For all that GitHub has given to the developer community, an innocent mistake
even of this proportion of incompetence is still should not evoke such hatred.
And those upset about someone's account being suspended who was actively
misusing security holes - well, maybe you should use a provider who looks
positively upon reporting security holes by vandalizing customer data. And
they suspended his account for only a few hours! Unreasonable? Hate inspiring?
Outrageous? I think not.

And by the way, the fact the "issue" of the default had been reported 4 days
earlier in a github issue tracker for Rails (which is certainly not followed,
let alone on weekends, by github employees) does not in any way impact whether
GitHub should have been aware of this vulnerability, and to suggest so is
intellectually dishonest.

------
ktizo
I'm starting to like homakov more after reading this article.

------
mkramlich
I'm not too worried about the ability of an attack to push a commit, or cause
a commit/object deletion in a repo's history, on GH, because most smart folks
(if not everybody, by default) will have multiple copies of a repo across
multiple machines, with backups, so anything can be undone or restored. (And
trust me, I have the imagination to understand how an unauthorized commit/push
could lead to a situation enabling remote execution on client machines who've
pulled down tainted commits.
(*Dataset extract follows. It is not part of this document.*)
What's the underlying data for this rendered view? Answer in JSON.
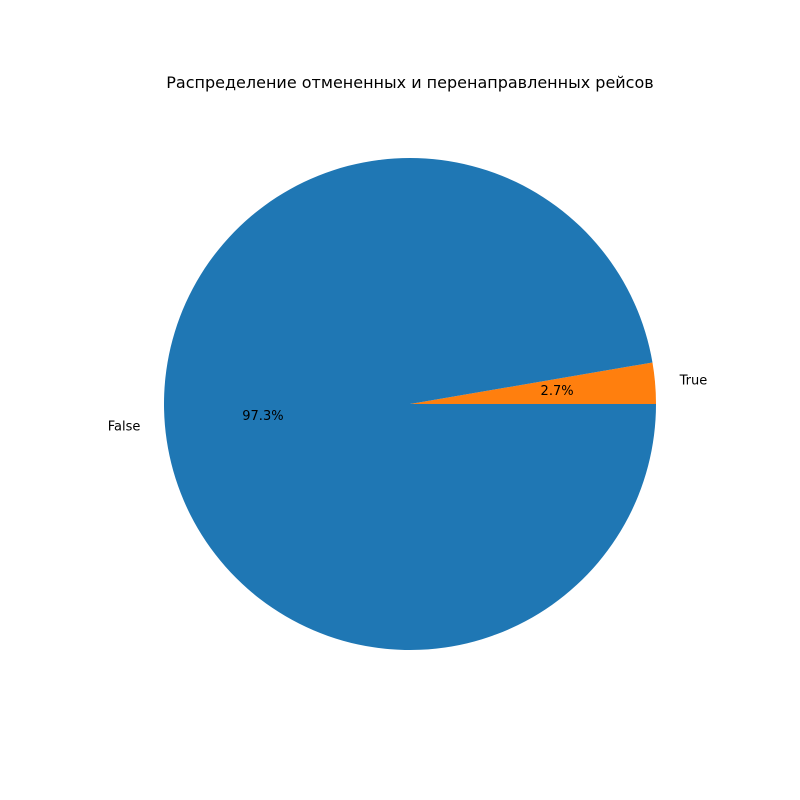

Think build scripts that have "install
rootkit/malware/keylogger" commands added to them in the mal commits.)

What would be more bad is if this vulnerability allowed an attacker to get
unauthorized _read_ access or pull/clone access to a _private_ GH repo.

Can anyone clarify for me whether this was possible?

------
ggwicz
Shut the fuck up.

How many companies get hacked regularly like this but keep it under the rug?
You think FaceBook's never been exploited? TurboTax? Mint? Stripe? PayPal?
Shopify? Tumblr? Pick your app that "so so so so many businesses" use
regularly, and I guarantee something like this has happened with all of them.

But were they open about it?

GitHub's been open the whole time.

Your post is like saying "All criminals are stupid". This is ridiculous, as
the only sample you know of and can work with are the criminals who _have been
caught_. You don't know how many other criminals are out there getting away
with their crimes, because...they haven't been caught yet.

Who knows how many other companies have had hacks like this in the past two
months alone, for example? I don't, and neither do you.

But GitHub, as an open, honest company that so so so many of use regularly
_(which means we know right away when there's a problem, especially with a
hugely popular repo like Rails/rails)_ has been in the spotlight since the
second this happened.

GitHub, in my opinion, has acted really cool about this. They addressed the
issue, explained what the issue is, patched the hole, and even reinstated the
hacker's account. DHH addressed the issue in twitter, other people in the
community have admitted they fucked up, and now we as a community can work on
fixing this.

That doesn't sound like "Letting us all down".

Someone who expects everything to work perfectly all the time and have no
vulnerabilities is someone will be let down by anything, a pessimist, and
stupid. And certainly not worthy of the front page of Hacker News.